As fashion changes and trends come and go, as do hairstyles. We’re going to take a look through modern hair history and peruse some of the styles that have shaped the decades.
The roaring 20s, a time of bold change, fun, and fashion. After the hardship of the first World War and the loss of so many of our men, there was almost a devil may care attitude to life, a sense of wild abandonment almost. And nowhere more was that visible in the hairdressing world.
Not only did the 1920s bring about technological advances including the first hand-held hair dryer (although very heavy and dangerous!), electric curlers and the forever useful bobby pins but it also saw the first time really that the female population began to experiment with their style and cut their hair short. Prior to this it was seen as masculine and not respectable at all for a woman to have short hair, and even though popular American dancer Irene Castle is credited with bring the short bob style to the masses, women of the time were apprehensive about this new style and were worried about people’s opinions and judgements. May women adopted the short look but maintained their long hair by tucking it under and pinning it into a short looking style.
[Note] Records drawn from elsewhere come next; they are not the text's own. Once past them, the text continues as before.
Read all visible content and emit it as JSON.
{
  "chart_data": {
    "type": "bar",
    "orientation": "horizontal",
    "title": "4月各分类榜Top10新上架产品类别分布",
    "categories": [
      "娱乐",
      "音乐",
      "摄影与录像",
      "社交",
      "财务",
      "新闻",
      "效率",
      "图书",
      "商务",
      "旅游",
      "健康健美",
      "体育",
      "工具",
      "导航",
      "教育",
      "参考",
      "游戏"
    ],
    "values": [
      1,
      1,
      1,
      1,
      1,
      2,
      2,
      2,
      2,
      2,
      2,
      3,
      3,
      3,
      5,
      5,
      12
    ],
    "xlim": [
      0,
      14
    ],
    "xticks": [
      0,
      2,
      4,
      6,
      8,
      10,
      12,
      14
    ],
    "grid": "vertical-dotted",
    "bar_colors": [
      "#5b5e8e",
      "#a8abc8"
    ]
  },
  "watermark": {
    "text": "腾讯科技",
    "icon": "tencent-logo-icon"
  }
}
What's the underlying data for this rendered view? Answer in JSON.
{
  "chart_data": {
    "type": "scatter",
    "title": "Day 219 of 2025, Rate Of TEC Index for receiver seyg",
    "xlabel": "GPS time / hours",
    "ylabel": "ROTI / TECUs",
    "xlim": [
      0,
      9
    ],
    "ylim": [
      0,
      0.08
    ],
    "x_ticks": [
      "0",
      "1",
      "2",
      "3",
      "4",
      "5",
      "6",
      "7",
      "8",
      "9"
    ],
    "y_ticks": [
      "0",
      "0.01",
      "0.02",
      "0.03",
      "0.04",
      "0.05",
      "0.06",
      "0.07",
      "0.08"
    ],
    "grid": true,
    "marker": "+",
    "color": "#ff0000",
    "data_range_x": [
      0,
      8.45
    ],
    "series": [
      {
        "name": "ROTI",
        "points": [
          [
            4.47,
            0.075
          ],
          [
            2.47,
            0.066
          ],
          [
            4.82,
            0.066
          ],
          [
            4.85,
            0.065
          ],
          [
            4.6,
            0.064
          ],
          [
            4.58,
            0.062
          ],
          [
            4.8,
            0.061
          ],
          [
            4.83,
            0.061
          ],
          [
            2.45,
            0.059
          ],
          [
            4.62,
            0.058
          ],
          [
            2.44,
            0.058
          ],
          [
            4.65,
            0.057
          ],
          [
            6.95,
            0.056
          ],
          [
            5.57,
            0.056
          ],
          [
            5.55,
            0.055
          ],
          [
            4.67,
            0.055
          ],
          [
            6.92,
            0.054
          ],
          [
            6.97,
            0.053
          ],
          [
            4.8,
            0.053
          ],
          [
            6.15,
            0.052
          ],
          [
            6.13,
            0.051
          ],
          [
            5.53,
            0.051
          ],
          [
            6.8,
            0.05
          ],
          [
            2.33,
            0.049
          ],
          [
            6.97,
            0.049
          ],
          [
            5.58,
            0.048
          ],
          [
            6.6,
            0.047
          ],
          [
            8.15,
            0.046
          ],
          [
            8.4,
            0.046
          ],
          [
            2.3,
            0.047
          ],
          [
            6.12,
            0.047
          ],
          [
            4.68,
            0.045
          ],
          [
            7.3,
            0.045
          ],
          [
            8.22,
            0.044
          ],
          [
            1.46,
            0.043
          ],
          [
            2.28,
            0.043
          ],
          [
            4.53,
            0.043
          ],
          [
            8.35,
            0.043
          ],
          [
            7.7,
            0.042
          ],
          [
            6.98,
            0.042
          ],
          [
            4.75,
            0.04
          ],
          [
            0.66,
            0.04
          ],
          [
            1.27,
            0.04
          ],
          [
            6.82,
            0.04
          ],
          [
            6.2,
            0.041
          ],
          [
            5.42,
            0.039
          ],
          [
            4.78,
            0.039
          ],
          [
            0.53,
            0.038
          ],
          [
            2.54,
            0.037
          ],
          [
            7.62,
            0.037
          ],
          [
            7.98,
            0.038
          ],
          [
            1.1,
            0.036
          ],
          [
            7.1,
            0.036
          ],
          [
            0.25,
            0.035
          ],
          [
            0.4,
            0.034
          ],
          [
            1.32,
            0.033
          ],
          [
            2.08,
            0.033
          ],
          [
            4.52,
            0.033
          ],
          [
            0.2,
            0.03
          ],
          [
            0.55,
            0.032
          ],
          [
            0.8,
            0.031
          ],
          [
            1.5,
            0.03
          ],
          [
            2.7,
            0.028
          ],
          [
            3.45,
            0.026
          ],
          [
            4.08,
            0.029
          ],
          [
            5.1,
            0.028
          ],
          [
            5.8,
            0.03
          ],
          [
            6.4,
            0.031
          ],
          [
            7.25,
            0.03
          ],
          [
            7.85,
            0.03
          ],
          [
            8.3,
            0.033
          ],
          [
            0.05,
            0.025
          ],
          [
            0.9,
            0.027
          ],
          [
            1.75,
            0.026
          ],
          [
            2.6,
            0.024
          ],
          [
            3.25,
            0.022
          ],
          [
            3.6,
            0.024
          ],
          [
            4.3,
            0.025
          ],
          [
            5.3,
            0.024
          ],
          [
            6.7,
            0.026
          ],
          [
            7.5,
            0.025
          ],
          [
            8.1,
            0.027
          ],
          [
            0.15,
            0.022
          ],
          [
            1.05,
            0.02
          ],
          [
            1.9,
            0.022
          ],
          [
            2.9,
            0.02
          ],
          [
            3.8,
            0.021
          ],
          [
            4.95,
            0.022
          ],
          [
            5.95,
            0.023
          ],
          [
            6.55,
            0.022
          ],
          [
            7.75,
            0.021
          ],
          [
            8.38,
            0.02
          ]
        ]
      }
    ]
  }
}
But for those who dared to go short, and with very few women’s salons as we know them today, it would mean entrusting your locks to a friend who was handy with the scissors, attempting it yourself or visiting the barbers. And it was the barbers of the time who did exceptionally well out of this hair revolution, with teems of women flocking to them for the latest ‘orchid bob’, ‘charleston cut’ or ‘eton crop’ and further into the 20s the fringed version was to be known as the ‘paige boy’ – a style still seen today.
In fact, the bob style in its many guises really has stood the test of time and to this day never fails to be at the forefront of hair fashion.